Thursday, March 23, 2006

CODATA -ICSU workshop follow-up

I am feeling something on the verge of elation; as if I have had some small victory, but not a victory for myself, understand.

Last September I was invited to present at the CODATA Workshop on Strategies for Permanent Access to Scientific Information in Southern Africa ( Through a confluence of circumstances I was eventually not able to attend, but did send along my presentation [titled "Mandate is not a four-letter word: taking Open Access scholarly communication forward"] so as to contribute to the workshop in spite of my physical absence. Through the deft work of Roy Page-Shipp my work was incorporated into the final session report. And reading now the final Report and Executive Summary, I note the following recommendation regarding information policy in the Exec Summary ( ) page 5:

• Scientific and technical (S&T) data and information policy
o CODATA outputs should include examples of national policies that establish the record-keeping policies of various nations such as the USA, United Kingdom and Australia.
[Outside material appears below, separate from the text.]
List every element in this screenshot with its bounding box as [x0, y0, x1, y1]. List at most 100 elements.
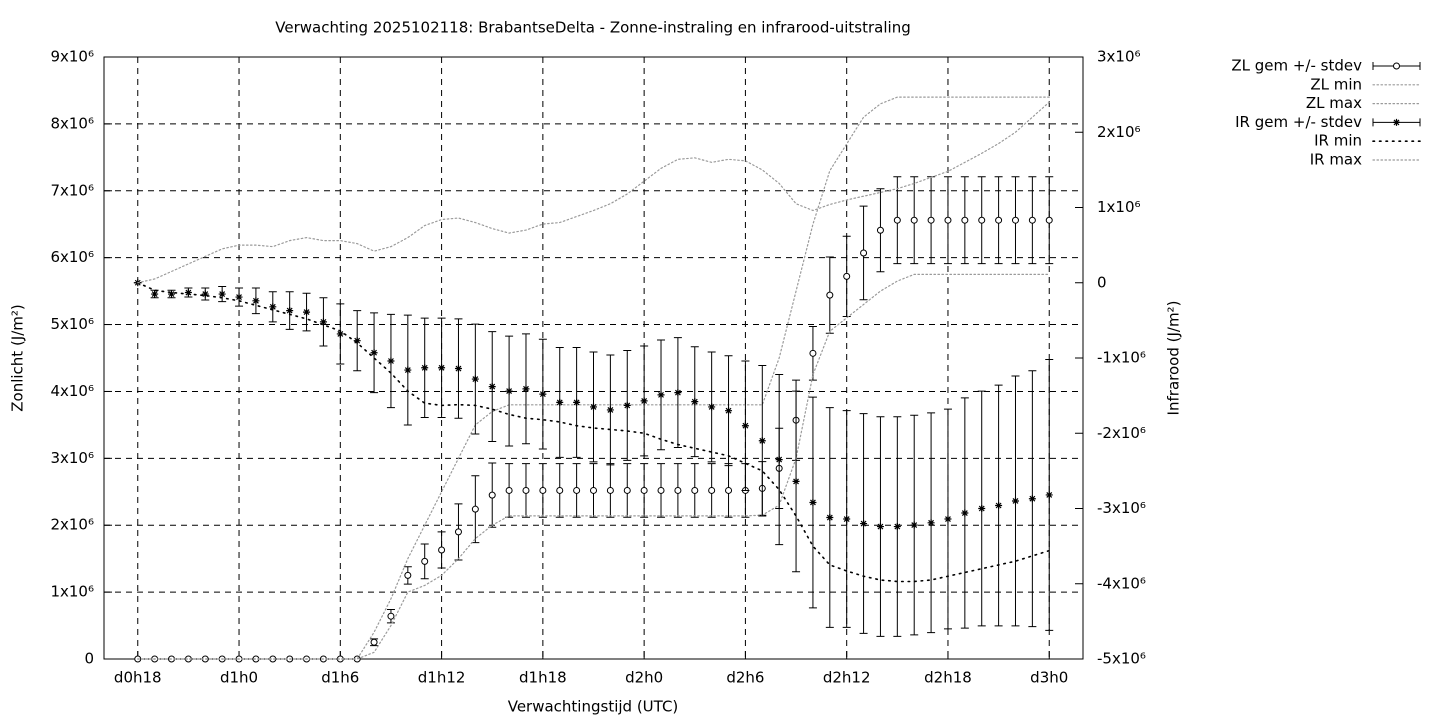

This could help inform the South African National Archives Act, which currently makes no mention of the mandatory collection and preservation of S&T data and information, but refers only to public administrative records.

And further regarding STM journals (p8):

The following kinds of actions should be taken with regard to scientific, technical and medical (STM) journals:

· Establish and implement policy interventions by research funders (including governments and institutions) that:
o Mandate that scholars make pre-prints and e-prints of their research available via an open access medium.

[My emphasis (and contribution then) in bold]

That said (& to shift focus), I recommend reading the entire Executive Summary. This document, coming from CODATA + ICSU, is an important step in the right direction for OA, especially considering its origins in the southern hemisphere.